I.                       Le recours est rejeté.

II.                      La décision de la Municipalité de Saint-Sulpice du 14 décembre 2022 est confirmée.

III.                    Un émolument judiciaire de 2'500 (deux mille cinq cents) francs est mis à la charge des recourants A.________ et B.________, solidairement entre eux.

IV.                    Les recourants A.________ et B.________ sont débiteurs, solidairement entre eux, d'une indemnité de dépens de 2'000 (deux mille) francs en faveur de la Commune de Saint-Sulpice.

V.                     Les recourants A.________ et B.________ sont débiteurs, solidairement entre eux, d'une indemnité de dépens de 2'000 (deux mille) francs en faveur des opposants C.________ et D.________, solidairement entre eux.

 

Lausanne, le 8 juillet 2024

 

La présidente:                                                                                          Le greffier:          

                                                                                                                 

Le présent arrêt est communiqué aux destinataires de l'avis d'envoi ci-joint.

Il peut faire l'objet, dans les trente jours suivant sa notification, d'un recours au Tribunal fédéral (Tribunal fédéral suisse, 1000 Lausanne 14).
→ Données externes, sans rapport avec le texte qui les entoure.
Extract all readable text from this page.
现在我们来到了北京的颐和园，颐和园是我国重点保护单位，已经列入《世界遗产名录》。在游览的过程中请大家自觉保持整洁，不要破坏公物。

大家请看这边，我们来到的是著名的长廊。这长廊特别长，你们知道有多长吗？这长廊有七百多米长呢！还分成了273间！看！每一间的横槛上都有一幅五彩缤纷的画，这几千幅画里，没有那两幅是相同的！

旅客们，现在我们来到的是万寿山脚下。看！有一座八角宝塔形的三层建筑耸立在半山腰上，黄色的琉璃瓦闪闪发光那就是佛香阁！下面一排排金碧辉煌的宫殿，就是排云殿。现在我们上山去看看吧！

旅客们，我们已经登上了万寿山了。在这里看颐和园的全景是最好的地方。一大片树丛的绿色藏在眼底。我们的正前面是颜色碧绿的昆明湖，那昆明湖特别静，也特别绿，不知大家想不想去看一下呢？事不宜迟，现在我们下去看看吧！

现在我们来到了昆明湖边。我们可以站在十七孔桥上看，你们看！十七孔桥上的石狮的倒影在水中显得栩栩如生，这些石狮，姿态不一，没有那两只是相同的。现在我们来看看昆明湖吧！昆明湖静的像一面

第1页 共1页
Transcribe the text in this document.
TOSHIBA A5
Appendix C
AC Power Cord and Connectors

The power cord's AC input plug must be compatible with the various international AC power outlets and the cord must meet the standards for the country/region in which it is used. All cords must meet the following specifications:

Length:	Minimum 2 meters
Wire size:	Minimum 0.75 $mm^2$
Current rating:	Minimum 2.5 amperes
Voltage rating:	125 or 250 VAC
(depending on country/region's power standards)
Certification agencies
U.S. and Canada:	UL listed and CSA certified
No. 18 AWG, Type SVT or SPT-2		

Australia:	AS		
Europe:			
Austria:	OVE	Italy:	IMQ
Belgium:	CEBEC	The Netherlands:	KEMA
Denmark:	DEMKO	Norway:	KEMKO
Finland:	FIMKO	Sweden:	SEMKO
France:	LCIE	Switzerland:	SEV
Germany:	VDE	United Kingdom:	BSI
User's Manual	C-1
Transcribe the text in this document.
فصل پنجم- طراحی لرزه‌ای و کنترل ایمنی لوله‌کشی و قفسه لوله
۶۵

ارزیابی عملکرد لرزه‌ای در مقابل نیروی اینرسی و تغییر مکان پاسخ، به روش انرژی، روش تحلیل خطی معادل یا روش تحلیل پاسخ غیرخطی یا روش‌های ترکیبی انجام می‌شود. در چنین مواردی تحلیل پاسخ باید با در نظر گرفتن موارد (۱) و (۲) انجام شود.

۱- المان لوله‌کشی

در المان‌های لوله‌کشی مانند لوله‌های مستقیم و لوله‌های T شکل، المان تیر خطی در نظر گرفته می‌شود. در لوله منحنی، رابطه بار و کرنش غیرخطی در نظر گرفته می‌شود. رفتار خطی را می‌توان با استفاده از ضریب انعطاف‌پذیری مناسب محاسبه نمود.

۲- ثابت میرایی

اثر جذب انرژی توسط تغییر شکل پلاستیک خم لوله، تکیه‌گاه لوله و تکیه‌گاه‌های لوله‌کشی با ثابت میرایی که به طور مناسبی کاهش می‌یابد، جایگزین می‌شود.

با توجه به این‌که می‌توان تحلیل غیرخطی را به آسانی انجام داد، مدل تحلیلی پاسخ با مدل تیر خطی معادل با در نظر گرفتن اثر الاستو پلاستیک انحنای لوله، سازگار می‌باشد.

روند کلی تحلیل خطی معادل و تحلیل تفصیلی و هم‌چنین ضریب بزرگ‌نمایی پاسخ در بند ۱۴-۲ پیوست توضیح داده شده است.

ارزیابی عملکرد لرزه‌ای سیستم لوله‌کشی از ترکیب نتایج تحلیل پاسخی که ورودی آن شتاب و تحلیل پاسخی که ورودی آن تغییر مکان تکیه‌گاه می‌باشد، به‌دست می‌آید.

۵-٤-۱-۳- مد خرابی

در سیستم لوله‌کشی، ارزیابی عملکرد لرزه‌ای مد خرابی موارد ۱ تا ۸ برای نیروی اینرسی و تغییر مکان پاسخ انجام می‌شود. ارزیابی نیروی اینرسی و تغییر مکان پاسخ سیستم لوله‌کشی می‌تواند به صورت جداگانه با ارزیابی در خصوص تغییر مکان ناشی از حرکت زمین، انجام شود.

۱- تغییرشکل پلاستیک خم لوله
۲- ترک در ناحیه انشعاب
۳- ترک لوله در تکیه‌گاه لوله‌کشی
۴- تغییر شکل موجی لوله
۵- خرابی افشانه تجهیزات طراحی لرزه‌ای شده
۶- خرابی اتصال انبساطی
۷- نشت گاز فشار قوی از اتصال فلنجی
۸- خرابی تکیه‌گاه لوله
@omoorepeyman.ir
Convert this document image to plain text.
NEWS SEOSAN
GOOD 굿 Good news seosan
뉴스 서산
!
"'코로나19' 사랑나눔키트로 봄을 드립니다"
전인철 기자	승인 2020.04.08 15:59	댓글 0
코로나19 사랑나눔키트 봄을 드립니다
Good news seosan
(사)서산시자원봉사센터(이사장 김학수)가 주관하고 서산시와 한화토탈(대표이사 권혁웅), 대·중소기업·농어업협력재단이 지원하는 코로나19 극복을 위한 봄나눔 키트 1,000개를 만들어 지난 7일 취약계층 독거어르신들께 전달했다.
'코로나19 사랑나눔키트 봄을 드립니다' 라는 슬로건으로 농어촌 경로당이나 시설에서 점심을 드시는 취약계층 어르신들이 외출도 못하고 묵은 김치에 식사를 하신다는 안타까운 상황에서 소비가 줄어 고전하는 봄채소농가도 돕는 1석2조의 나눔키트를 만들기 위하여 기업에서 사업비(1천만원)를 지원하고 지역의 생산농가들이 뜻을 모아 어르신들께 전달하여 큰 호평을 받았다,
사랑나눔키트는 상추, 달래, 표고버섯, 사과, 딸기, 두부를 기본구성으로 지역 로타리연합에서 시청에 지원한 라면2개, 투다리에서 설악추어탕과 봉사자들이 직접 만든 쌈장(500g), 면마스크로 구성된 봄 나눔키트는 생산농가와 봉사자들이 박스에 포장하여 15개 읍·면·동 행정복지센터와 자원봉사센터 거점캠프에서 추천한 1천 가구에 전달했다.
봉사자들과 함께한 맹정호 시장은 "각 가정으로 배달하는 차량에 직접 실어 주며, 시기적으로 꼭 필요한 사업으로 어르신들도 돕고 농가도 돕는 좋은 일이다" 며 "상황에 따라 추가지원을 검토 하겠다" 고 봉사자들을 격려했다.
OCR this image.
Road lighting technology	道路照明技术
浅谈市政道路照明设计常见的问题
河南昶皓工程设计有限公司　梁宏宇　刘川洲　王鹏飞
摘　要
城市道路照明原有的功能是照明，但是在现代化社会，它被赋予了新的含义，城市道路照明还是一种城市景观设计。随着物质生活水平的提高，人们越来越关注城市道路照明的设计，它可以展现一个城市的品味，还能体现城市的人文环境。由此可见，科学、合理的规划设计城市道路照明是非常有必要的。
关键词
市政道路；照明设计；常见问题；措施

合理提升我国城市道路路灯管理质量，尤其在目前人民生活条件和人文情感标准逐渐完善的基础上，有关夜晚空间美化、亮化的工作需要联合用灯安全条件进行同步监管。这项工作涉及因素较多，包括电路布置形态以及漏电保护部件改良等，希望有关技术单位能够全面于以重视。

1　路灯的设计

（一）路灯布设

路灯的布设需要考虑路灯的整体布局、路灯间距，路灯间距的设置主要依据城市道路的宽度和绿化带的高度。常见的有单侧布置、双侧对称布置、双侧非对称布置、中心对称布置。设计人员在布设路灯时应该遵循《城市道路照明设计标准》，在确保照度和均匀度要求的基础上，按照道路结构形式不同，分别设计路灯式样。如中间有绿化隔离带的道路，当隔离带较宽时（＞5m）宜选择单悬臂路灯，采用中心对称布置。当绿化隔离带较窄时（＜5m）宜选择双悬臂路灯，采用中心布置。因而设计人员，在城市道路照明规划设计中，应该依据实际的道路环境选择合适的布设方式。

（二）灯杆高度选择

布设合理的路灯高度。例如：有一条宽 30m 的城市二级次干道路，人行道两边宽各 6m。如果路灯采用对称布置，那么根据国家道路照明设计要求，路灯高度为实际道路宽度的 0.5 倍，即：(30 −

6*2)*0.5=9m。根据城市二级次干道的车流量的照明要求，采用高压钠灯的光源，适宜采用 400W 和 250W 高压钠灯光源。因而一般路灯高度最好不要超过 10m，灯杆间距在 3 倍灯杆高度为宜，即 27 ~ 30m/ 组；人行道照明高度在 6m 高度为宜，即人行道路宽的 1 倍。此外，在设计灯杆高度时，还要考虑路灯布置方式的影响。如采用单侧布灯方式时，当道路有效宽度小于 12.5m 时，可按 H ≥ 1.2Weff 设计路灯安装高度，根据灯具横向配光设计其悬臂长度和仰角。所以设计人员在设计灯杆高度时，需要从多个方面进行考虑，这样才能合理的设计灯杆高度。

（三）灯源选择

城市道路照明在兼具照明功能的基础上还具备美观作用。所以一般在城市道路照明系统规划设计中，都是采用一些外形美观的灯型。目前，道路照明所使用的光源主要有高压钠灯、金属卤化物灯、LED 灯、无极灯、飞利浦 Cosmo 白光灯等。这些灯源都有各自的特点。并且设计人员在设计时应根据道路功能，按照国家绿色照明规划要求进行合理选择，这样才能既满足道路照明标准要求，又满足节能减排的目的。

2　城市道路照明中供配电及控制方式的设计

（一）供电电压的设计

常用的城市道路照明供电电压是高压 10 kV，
Le recours en matière de droit public s'exerce aux conditions des articles 82 ss de la loi du 17 juin 2005 sur le Tribunal fédéral (LTF - RS 173.110), le recours constitutionnel subsidiaire à celles des articles 113 ss LTF. Le mémoire de recours doit être rédigé dans une langue officielle, indiquer les conclusions, les motifs et les moyens de preuve, et être signé. Les motifs doivent exposer succinctement en quoi l’acte attaqué viole le droit. Les pièces invoquées comme moyens de preuve doivent être jointes au mémoire, pour autant qu’elles soient en mains de la partie; il en va de même de la décision attaquée.